Kiev, Rusya'nın daha donanımlı ordusunu geri püskürttüğü için askerlerini sürekli övüyor ve ABD askeri yardımının Ukrayna'ya ulaşmasıyla bu donanım açığı kapanmaya başlıyor.

Ukrayna Başbakanı Denis Şmihal da Kiev'in ortaklarıyla imzaladığı 20 güvenlik anlaşmasında belirtilen askeri taahhütlerin gelecek 4 yıl için yıllık toplam 60 milyar dolara karşılık geldiğini cuma günü duyurdu.

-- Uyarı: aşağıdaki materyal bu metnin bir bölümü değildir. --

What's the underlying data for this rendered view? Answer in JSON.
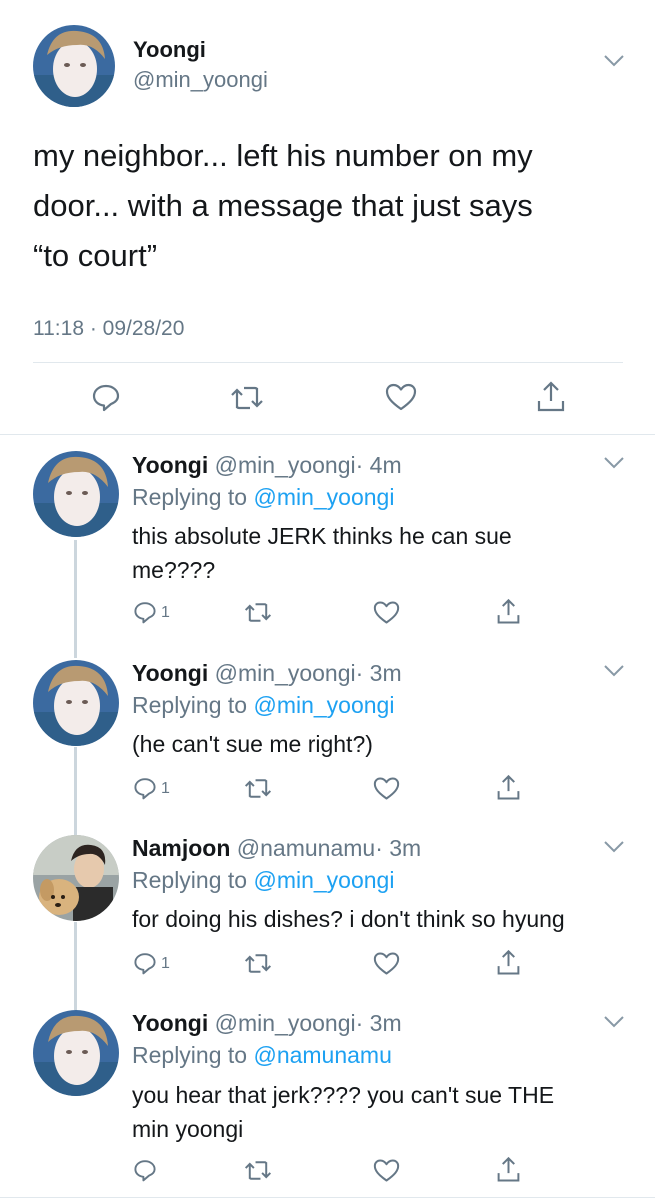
{
  "main_tweet": {
    "author_name": "Yoongi",
    "author_handle": "@min_yoongi",
    "text_line1": "my neighbor... left his number on my",
    "text_line2": "door... with a message that just says",
    "text_line3": "“to court”",
    "timestamp": "11:18 · 09/28/20",
    "actions": [
      "reply-icon",
      "retweet-icon",
      "like-icon",
      "share-icon"
    ]
  },
  "replies": [
    {
      "author_name": "Yoongi",
      "author_handle": "@min_yoongi",
      "time": "· 4m",
      "replying_prefix": "Replying to ",
      "replying_to": "@min_yoongi",
      "text_line1": "this absolute JERK thinks he can sue",
      "text_line2": "me????",
      "reply_count": "1"
    },
    {
      "author_name": "Yoongi",
      "author_handle": "@min_yoongi",
      "time": "· 3m",
      "replying_prefix": "Replying to ",
      "replying_to": "@min_yoongi",
      "text_line1": "(he can't sue me right?)",
      "reply_count": "1"
    },
    {
      "author_name": "Namjoon",
      "author_handle": "@namunamu",
      "time": "· 3m",
      "replying_prefix": "Replying to ",
      "replying_to": "@min_yoongi",
      "text_line1": "for doing his dishes? i don't think so hyung",
      "reply_count": "1"
    },
    {
      "author_name": "Yoongi",
      "author_handle": "@min_yoongi",
      "time": "· 3m",
      "replying_prefix": "Replying to ",
      "replying_to": "@namunamu",
      "text_line1": "you hear that jerk???? you can't sue THE",
      "text_line2": "min yoongi"
    }
  ],
  "colors": {
    "text": "#14171a",
    "secondary": "#657786",
    "link": "#1da1f2",
    "divider": "#e1e8ed",
    "thread_line": "#ccd6dd"
  }
}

Ancak Moskova yine de toprak ele geçirdi ve Kremlin'in Savunma Bakanlığı cuma günü Ukrayna'nın doğusundaki Rozdolivka yerleşimini kontrol altına aldığını iddia etti.

Bakanlıktan yapılan açıklamada, Rusya'nın "Güney" askeri grubunun, Ukrayna güçlerini Donetsk bölgesinde bulunan yerleşim yerinden çıkardıktan sonra daha elverişli mevzilere yerleştiği belirtildi.

Ukrayna silahlı kuvvetleriyle yakın bağlantıları olduğu bilinen Ukraynalı savaş takipçisi DeepState, Rusya'nın Rozdolivka'ya doğudan saldırdığını kabul etti.

Ancak haritasında yaptığı son güncelleme, Rozdolivka yakınlarındaki Rus saldırılarının kasabanın kendisine ulaşamadığını gösteriyor.